E allora, per amor di precisione, ci spostiamo in patria: la quinta pellicola diretta e interpretata da Carlo Verdone, insieme a Enrico Montesano, I due carabinieri (1984) contiene infatti, tra le altre, una divertentissima scena in cui i due protagonisti raccolgono la denuncia di due signorine che lamentano di essere perseguitate telefonicamente da un maniaco (oggi lo chiameremmo stalker) che le tartassa con richieste oscene. Alla fine della deposizione le due, per sdebitarsi, invitano i protagonisti a casa loro per una cena a base di risotto col capriolo e fonduta («Vi piace il risotto col capriolo?» «Ce piace, ce piace…»).
Quando Verdone le richiama per fissare l’appuntamento e si finge scherzosamente il maniaco, le due dimostrano di non disprezzarne del tutto le attenzioni («Lei parla tanto ma agisce poco»); in seguito, dopo la cena, dimostrano di non disprezzare neanche le attenzioni maschili in generale, buttandosi letteralmente tra le braccia dei due gendarmi.
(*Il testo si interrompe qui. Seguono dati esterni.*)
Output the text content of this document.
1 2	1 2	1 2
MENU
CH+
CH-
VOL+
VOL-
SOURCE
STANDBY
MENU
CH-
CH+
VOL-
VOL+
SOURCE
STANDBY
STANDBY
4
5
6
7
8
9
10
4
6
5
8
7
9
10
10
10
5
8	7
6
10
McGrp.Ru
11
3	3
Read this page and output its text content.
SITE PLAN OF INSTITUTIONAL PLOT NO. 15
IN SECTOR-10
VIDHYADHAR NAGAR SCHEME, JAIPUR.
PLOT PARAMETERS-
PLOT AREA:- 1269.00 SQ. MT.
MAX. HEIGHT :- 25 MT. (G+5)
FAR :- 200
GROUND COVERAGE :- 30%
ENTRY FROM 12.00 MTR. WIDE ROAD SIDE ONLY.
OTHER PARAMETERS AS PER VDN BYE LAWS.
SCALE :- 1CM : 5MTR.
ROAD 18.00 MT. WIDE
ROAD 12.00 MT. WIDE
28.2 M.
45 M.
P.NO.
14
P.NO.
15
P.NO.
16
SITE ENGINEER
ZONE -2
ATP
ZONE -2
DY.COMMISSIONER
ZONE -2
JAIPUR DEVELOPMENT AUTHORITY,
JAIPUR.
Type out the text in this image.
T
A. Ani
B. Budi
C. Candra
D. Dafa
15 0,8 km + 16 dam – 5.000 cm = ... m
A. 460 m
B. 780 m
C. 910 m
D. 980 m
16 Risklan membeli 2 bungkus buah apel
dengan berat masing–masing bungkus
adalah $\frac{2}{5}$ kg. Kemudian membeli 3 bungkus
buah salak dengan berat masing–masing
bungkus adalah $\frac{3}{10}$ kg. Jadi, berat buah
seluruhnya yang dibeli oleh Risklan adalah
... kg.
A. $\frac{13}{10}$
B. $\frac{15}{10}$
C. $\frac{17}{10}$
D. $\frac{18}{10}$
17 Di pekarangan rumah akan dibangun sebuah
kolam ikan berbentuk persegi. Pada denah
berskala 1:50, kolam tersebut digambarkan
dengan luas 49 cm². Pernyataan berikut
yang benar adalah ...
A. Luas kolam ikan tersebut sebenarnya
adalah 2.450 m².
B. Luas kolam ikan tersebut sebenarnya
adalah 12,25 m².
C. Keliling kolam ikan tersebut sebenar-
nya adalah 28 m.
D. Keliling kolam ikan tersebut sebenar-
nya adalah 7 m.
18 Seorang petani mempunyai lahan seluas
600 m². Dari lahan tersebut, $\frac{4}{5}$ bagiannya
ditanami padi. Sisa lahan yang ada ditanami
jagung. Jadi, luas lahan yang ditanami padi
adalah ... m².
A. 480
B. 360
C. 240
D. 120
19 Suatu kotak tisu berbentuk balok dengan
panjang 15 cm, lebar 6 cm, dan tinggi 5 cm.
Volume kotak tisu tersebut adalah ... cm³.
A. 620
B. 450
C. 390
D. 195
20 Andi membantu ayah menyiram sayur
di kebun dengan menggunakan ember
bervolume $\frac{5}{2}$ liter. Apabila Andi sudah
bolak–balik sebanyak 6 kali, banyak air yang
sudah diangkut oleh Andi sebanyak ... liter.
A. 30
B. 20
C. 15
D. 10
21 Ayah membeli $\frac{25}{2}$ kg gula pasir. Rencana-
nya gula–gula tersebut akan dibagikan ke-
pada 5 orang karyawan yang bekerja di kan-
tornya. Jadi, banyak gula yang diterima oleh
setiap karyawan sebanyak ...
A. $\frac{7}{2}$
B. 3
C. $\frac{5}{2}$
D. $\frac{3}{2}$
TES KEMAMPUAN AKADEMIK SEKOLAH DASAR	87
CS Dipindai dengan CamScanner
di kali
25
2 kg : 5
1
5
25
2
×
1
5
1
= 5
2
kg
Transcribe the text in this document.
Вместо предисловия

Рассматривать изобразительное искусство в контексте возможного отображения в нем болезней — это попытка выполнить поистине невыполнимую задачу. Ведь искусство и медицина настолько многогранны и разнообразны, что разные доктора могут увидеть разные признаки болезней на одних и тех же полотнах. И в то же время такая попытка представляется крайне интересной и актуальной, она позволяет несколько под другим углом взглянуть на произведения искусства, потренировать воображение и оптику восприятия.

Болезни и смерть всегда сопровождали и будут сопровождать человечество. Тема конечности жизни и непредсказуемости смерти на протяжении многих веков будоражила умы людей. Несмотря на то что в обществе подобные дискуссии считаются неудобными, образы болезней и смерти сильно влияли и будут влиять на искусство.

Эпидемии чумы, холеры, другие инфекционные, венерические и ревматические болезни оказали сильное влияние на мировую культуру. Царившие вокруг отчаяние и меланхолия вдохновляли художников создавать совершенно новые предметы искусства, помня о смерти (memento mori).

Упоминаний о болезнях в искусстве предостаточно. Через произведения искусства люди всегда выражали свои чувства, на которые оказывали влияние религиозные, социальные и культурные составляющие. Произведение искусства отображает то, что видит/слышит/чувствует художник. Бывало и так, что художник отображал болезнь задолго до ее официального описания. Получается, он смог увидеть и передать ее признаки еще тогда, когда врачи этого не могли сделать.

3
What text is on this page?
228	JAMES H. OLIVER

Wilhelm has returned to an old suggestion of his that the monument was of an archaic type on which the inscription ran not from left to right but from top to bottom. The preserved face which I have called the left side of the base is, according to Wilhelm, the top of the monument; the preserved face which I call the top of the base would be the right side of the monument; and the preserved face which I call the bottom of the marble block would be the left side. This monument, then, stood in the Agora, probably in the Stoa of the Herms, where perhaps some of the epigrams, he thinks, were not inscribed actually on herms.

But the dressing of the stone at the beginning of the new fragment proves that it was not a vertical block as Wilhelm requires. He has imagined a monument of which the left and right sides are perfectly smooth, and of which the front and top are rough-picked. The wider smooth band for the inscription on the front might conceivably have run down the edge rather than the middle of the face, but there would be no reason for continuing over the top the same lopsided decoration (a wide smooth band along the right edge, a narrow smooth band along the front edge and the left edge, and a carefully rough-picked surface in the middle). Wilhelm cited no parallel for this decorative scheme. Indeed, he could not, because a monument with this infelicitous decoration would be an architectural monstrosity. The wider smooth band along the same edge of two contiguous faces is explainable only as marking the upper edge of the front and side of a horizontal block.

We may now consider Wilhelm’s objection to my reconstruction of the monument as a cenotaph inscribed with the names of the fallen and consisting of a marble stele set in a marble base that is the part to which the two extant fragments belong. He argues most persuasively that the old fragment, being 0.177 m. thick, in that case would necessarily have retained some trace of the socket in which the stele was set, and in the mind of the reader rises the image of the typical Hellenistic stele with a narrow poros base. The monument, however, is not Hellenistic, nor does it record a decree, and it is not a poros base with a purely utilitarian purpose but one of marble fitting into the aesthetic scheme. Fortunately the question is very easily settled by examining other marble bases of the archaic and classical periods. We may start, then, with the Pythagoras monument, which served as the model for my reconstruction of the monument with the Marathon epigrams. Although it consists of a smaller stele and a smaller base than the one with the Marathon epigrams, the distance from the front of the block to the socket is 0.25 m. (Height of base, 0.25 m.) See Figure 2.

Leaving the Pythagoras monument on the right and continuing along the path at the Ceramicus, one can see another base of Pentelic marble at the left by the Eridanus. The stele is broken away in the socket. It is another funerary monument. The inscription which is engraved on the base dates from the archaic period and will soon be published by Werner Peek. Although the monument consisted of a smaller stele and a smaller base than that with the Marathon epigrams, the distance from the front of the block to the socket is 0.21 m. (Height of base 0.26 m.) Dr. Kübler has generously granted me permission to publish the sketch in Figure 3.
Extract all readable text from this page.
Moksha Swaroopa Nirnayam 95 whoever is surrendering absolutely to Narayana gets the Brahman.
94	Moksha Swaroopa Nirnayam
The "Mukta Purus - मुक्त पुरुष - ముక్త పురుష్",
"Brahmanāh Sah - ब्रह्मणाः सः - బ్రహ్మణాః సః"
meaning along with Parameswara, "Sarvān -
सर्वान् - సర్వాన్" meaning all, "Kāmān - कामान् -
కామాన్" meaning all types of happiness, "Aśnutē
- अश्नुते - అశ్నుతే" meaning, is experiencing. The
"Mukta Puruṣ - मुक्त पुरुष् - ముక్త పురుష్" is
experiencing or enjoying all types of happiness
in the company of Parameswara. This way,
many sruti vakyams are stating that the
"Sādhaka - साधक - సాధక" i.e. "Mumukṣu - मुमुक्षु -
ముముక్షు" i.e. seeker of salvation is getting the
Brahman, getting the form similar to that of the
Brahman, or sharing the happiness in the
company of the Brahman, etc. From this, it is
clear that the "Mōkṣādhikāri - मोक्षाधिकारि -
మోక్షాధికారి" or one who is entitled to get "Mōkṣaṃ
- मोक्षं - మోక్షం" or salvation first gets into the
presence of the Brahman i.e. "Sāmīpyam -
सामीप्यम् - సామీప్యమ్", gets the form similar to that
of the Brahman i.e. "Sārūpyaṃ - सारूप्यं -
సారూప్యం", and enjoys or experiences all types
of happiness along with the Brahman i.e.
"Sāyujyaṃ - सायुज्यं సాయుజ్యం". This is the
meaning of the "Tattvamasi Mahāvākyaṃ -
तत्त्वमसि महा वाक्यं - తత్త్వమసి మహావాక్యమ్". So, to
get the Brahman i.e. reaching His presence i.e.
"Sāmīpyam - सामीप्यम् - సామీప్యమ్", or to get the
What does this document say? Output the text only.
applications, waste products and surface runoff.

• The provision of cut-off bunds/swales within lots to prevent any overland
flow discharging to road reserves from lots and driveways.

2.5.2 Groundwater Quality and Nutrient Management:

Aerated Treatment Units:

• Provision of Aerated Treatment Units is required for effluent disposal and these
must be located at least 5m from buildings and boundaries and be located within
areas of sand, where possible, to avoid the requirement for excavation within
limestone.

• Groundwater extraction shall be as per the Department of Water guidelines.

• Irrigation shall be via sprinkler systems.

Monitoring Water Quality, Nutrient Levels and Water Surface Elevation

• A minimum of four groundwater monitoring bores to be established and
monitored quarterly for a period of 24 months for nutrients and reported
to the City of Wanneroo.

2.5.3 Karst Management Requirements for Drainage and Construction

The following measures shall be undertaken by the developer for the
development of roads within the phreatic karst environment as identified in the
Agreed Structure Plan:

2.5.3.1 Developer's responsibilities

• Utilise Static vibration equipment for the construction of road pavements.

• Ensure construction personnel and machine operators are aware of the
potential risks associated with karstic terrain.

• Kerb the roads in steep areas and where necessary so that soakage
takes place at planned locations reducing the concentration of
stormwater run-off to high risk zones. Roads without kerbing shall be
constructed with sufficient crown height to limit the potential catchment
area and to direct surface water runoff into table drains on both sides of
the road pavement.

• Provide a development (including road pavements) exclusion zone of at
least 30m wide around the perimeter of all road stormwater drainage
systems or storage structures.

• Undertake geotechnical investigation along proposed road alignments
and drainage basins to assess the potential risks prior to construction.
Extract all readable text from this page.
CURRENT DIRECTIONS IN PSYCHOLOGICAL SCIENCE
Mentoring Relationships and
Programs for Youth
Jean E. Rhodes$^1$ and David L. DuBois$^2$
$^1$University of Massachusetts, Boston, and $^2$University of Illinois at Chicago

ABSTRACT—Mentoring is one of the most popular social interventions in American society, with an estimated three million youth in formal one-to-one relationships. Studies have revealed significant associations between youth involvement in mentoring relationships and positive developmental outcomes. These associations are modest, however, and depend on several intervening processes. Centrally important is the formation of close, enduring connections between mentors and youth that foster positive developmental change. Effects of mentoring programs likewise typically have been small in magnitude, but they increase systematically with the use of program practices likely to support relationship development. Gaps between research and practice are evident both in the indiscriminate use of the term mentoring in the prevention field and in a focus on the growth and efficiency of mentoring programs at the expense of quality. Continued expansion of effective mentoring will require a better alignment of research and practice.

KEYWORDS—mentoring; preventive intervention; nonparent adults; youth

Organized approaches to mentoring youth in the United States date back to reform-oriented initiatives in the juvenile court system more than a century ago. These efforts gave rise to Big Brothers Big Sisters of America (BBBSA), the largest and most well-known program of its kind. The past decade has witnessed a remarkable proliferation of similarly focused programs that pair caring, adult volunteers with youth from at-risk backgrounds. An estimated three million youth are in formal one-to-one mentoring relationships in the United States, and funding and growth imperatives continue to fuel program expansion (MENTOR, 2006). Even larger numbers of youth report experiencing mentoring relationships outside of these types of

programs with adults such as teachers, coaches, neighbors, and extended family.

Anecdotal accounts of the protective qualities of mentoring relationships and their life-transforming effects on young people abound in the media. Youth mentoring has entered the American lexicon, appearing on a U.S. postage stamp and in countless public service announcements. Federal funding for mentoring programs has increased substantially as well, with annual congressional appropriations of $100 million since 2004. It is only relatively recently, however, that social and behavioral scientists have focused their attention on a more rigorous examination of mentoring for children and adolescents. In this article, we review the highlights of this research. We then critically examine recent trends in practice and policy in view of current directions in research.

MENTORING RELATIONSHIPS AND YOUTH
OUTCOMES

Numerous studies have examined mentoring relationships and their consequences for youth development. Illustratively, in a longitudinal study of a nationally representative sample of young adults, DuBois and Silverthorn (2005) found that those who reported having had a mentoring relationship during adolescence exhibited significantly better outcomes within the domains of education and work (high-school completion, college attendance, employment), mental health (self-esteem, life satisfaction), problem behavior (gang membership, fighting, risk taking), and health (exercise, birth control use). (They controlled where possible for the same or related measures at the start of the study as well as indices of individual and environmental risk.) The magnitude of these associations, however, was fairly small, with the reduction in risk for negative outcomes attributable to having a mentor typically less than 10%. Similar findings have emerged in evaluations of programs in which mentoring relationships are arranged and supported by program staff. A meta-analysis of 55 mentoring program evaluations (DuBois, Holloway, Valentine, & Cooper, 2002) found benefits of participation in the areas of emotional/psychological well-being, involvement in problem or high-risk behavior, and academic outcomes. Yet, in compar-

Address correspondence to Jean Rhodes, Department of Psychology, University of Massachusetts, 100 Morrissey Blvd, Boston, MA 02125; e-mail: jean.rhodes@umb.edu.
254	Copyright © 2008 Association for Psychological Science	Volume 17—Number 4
Pur restando una commedia, I due carabinieri si discosta dai film di esordio Bianco, rosso e Verdone e Un sacco bello, molto più leggeri e macchiettistici, ma anche dai due seguenti (Borotalco e Acqua e sapone) sia perché contiene addirittura alcune sequenze drammatiche (quella dell’autobomba dove perde la vita il personaggio interpretato da Massimo Boldi, o quella finale, lunghissima, del sequestro dei bambini sul treno) sia soprattutto per una vena amara e malinconica più marcata. Si intravede un regista più maturo, più attento a delineare i suoi personaggi, più interessato a inserirli in un contesto realistico. È solo l’inizio, ma si nota già la mano di un autore che si esprimerà al suo meglio in futuro con film come Compagni di scuola, Maledetto il giorno che t’ho incontrato o Perdiamoci di vista, per mostrarci vizi e virtù dell’italiano medio.